Apparently it isn’t, since, as I say, I routinely see moderately experienced Rustaceans let the IDE or compiler correct them. The effect is such that when I asked a very experienced senior developer the difference between iter() and into_iter(), he got it wrong: he simply tended to use .into_iter() unless the IDE or compiler tells him it’s incorrect. The reality is exactly backwards, though to be fair the Rust manual goes out of its way to tell you in symbols, rather than words. That’s characteristic of Rust: like C, it prefers that you memorize the meanings of &, *, but unlike C &* is necessary, because…

Well, that gets us to disfavored design decision #2, which is related to the convoluted explanation I had to give above:

Rust notation conflates concepts with implementation

Rather than use the & to indicate the concept of borrowed data, Rust’s designers used it to indicate the implementation: You have to use it to borrow data, but it’s not a designation of the borrowing concept; it’s a designation of the tool used to borrow: references. Both the Rust manual and many Rustaceans will tell you that the two are one and the same, but we see above that this is not in fact the case.. In a similar way, * doesn’t mean “use borrowed data”; it means “dereference referenced data.” The necessity of a * when you want to use borrowed data depends entirely on whether the client is willing to use a borrowed copy, or insists on having the data moved to it.

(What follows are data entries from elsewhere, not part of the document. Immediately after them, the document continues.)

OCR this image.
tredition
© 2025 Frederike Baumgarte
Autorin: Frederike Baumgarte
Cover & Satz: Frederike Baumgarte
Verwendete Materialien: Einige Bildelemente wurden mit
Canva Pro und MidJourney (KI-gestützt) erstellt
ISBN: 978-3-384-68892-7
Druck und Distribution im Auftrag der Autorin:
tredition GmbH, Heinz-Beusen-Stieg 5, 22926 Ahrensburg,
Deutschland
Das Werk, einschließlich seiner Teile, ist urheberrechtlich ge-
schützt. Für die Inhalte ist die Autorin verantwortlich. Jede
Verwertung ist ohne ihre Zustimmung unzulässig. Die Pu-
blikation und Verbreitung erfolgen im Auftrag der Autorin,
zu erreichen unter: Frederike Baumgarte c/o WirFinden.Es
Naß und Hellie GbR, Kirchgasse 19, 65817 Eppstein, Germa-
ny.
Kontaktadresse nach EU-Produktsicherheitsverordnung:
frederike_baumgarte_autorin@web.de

And if the client insists on having the data moved to it, then God help you, because the only way out of that is a .clone() — assuming you have one available.

That brings us to disfavored design decision #3: the default action in Rust is to move data, rather than to borrow it. According to one of the Rust designers’s answers on Reddit, this was a deliberate choice made to suit their preferred programming style. Very well, but there are an awful lot of &’s littering most Rust code I’ve seen; in most cases I work with, I use an & to pass the parameter, because borrowing is more or less painless: I almost never need to “drop” data, to use Rust parlance, and one of Rust’s strengths lies precisely in that the compiler can always figure out when it can drop the data. So there’s no practical reason for me to move data, and I suspect that’s the case for many others, as well.

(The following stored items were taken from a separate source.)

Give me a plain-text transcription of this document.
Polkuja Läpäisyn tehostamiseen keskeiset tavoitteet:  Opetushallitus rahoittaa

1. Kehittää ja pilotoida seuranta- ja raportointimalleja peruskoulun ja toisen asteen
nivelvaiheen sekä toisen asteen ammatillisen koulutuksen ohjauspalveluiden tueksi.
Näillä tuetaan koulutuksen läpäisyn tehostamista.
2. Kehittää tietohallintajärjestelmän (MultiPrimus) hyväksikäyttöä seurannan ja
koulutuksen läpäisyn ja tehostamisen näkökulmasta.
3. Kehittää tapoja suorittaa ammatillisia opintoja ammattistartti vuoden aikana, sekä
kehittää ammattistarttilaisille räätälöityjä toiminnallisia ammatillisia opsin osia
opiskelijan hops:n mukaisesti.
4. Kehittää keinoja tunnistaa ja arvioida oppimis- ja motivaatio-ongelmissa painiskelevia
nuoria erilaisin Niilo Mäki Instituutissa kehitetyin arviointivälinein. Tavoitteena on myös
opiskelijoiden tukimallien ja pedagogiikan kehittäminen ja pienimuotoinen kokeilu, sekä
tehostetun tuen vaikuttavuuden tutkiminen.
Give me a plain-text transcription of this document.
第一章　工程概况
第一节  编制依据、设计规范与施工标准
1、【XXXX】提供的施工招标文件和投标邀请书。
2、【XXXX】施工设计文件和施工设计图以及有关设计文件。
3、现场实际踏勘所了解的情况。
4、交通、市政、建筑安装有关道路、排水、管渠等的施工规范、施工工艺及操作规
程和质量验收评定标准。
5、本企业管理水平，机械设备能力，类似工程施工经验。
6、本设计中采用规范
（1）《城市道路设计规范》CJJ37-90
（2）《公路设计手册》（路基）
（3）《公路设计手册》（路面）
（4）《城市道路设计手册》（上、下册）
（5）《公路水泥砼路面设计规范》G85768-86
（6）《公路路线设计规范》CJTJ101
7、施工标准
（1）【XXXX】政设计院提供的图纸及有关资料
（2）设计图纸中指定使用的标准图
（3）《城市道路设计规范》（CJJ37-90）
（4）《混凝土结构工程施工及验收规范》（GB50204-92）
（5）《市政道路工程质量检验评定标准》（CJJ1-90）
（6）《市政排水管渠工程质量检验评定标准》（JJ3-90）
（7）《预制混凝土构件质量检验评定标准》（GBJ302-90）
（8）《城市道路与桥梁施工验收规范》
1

To conclude, I’d like to compare this to one of Ada’s design decisions that I really appreciate: procedures accept parameters in one of three modes:

in, which means the parameter is to be read but not modified;
out, which maens the parameter is to be assigned but not read; and
in out, which means what you hopefully expect: the parameter can be both read and assigned.

A common question one sees in Ada forums is,

How do I tell the compiler I want to pass the parameter by reference?

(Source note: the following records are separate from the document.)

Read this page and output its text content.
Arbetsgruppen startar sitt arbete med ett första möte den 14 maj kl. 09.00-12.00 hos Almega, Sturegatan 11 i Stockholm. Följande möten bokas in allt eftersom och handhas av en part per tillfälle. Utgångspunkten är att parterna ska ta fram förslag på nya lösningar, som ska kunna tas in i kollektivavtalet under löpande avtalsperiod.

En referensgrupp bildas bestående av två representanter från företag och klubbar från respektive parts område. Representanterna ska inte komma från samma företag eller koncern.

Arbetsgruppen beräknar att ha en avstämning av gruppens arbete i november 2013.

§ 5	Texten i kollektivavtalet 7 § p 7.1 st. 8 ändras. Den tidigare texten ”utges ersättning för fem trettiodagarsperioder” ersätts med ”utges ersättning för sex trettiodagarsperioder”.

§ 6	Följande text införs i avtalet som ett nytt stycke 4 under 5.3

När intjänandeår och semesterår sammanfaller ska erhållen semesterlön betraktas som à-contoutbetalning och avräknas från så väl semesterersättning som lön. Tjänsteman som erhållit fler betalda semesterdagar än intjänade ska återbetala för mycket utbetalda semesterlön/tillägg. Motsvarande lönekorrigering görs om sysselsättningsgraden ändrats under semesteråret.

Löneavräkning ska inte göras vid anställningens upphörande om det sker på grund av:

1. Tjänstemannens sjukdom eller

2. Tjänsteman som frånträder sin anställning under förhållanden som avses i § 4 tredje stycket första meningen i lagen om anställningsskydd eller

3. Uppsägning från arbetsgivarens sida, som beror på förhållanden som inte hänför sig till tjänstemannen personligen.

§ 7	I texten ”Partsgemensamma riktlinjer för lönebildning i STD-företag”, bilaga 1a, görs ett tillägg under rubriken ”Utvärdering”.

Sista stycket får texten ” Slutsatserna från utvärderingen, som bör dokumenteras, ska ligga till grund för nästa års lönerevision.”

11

The typical answer is: You don’t. That’s not your job. The programmer’s job is to specify the solution to a problem at a conceptual level, and not to micromanage the details.

There is some not entirely invalid criticism to this, in that if you look at the following Ada code, it’s not clear what mode Do_Something_With accepts for Thing:

declare Thing: Integer;
begin
   Do_Something_With(Thing);
end;

But that’s beside the point, I think. Perhaps we can agree that we should praise Rust’s designers for deciding that the corresponding Rust code would be

let thing = 0;
do_something_with(&mut thing);

…if we want to change thing, or

let thing = 0;
do_something_with(&thing);

…if we don’t; or even

let thing = 0;
do_something_with(thing);

…if we never intend to use thing again. I do appreciate that sort of explicit designation.

Though I do wish they’s used borrow instead of that ampersand, or perhaps move with a different design… but you go to code with the language you have, not the language you wish you had… and I suppose that if I work with Rust long enough, I may come to appreciate the decision to make moving the default.